Al Global Times (tabloid quotidiano confezionato dal Quotidiano del Popolo giornale ufficiale del Partito Comunista Cinese) un esperto militare cinese, Zhang Junshe, ha dichiarato: «La prima pattuglia congiunta di sottomarini ha evidenziato un elevato livello di fiducia reciproca strategica tra Cina e Russia. Mantenere i contatti tra sottomarini richiede non solo una maggiore competenza tecnica, ma anche scambi più approfonditi». Ed ha aggiunto: «Attraverso esercitazioni e pattugliamenti congiunti, le marine cinese e russa stanno costantemente rafforzando le loro capacità di salvaguardare congiuntamente la sicurezza e la stabilità marittima».
Negli ultimi anni – informa la CNN – Cina e Russia hanno intensificato la cooperazione militare. Risale al 2021 il primo pattugliamento navale sino-russo nel Pacifico occidentale: una flottiglia di 10 navi da guerra cinesi e russe circumnavigò l’isola principale del Giappone.
L’agenzia russa TASS (Telegrafnoe Agenstvo Sovetskogo Sojuza) ha riferito che l’obiettivo delle pattuglie «è quello di rafforzare la cooperazione navale tra i due Paesi, garantire la pace e la stabilità nella regione Asia-Pacifico, monitorare l’area marittima e proteggere le strutture economiche marittime russe e cinesi».

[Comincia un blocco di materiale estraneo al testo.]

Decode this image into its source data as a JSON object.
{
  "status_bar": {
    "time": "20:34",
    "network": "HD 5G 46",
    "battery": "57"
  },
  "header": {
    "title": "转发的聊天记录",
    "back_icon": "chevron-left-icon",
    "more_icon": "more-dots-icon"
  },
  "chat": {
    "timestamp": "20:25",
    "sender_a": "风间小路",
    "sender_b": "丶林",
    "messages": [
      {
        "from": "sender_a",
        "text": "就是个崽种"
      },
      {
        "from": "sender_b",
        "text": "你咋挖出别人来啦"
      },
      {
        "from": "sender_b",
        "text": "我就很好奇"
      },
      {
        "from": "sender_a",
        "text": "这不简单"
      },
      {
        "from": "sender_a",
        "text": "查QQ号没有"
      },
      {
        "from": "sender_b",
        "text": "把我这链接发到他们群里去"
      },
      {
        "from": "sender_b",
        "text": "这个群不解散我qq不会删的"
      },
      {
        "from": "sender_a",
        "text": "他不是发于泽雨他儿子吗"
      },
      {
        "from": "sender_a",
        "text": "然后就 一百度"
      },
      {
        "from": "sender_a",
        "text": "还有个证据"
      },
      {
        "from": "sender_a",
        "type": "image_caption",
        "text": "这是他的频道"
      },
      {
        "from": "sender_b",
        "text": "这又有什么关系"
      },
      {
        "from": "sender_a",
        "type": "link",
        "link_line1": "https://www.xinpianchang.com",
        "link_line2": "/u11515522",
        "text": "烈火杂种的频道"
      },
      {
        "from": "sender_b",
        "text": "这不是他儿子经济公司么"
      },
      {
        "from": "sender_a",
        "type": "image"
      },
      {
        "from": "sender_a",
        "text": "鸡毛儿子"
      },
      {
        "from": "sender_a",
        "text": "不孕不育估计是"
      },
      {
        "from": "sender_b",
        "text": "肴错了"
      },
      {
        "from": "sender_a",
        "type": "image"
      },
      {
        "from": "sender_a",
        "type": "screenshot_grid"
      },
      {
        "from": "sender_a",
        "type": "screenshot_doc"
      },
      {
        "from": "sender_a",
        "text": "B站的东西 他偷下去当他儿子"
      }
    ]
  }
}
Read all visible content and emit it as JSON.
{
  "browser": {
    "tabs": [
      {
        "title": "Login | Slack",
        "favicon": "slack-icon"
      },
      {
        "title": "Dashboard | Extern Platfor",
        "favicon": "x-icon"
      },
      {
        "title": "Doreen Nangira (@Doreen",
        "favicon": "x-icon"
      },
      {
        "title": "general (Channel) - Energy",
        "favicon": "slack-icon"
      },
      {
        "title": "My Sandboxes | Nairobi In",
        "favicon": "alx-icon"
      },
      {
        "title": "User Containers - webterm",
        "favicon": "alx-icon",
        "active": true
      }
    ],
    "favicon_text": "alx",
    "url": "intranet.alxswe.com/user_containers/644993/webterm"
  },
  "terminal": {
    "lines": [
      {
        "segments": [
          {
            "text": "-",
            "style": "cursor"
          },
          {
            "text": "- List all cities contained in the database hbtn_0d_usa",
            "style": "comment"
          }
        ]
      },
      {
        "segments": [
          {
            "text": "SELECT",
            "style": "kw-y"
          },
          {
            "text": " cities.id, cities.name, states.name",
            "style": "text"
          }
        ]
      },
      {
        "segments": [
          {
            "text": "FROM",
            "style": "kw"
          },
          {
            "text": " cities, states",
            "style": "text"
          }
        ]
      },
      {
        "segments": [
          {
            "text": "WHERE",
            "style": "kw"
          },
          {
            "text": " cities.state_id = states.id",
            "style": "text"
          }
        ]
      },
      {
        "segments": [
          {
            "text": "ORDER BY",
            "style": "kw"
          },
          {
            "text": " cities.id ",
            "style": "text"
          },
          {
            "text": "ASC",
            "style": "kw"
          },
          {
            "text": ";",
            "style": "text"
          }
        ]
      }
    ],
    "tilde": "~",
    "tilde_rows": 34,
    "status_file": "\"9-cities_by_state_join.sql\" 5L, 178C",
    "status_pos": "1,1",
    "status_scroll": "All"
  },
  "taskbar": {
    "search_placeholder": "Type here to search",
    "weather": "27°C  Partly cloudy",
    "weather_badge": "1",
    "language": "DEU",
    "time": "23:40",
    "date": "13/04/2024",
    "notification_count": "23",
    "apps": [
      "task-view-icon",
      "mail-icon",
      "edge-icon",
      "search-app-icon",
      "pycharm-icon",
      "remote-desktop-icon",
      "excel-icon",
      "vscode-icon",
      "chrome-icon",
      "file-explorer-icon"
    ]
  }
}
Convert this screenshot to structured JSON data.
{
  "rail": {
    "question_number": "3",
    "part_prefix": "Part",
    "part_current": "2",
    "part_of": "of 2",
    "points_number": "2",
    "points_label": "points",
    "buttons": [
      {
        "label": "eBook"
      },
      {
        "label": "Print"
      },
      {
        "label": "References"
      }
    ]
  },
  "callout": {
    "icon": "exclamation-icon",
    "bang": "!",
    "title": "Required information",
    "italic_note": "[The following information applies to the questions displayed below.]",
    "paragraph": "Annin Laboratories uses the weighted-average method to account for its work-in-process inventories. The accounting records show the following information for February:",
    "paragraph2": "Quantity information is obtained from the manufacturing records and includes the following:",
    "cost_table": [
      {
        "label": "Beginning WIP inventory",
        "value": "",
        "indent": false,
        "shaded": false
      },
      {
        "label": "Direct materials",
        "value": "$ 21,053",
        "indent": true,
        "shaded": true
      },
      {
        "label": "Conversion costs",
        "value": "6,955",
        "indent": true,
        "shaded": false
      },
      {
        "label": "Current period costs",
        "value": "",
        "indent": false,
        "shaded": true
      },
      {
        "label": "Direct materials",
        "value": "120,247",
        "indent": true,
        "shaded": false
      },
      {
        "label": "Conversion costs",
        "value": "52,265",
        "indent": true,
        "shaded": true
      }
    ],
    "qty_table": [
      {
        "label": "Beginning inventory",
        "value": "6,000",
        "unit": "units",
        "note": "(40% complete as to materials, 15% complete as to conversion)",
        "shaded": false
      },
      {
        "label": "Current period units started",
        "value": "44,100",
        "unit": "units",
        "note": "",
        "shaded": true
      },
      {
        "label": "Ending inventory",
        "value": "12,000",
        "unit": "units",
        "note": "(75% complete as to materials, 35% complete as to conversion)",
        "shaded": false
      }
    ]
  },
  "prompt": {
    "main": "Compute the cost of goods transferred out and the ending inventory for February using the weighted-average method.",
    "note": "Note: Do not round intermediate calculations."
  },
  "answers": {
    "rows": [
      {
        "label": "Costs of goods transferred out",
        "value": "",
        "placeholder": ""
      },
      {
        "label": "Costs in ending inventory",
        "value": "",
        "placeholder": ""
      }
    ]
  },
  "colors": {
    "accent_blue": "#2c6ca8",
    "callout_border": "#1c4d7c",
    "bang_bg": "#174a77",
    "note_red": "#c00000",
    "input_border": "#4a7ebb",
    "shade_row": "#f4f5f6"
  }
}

Dal 2023 sono in corso anche pattugliamenti congiunti aerei e marittimi al largo dell’Alaska, tra cui un pattugliamento congiunto di quattro navi della Guardia Costiera cinese e due navi della Guardia di Frontiera russa nel Mare di Bering, vicino al confine marittimo tra Stati Uniti e Russia.
Intanto, la Guardia costiera statunitense ha dichiarato all’inizio di questo mese di star monitorando le attività di cinque navi da ricerca cinesi nelle acque artiche degli Stati Uniti.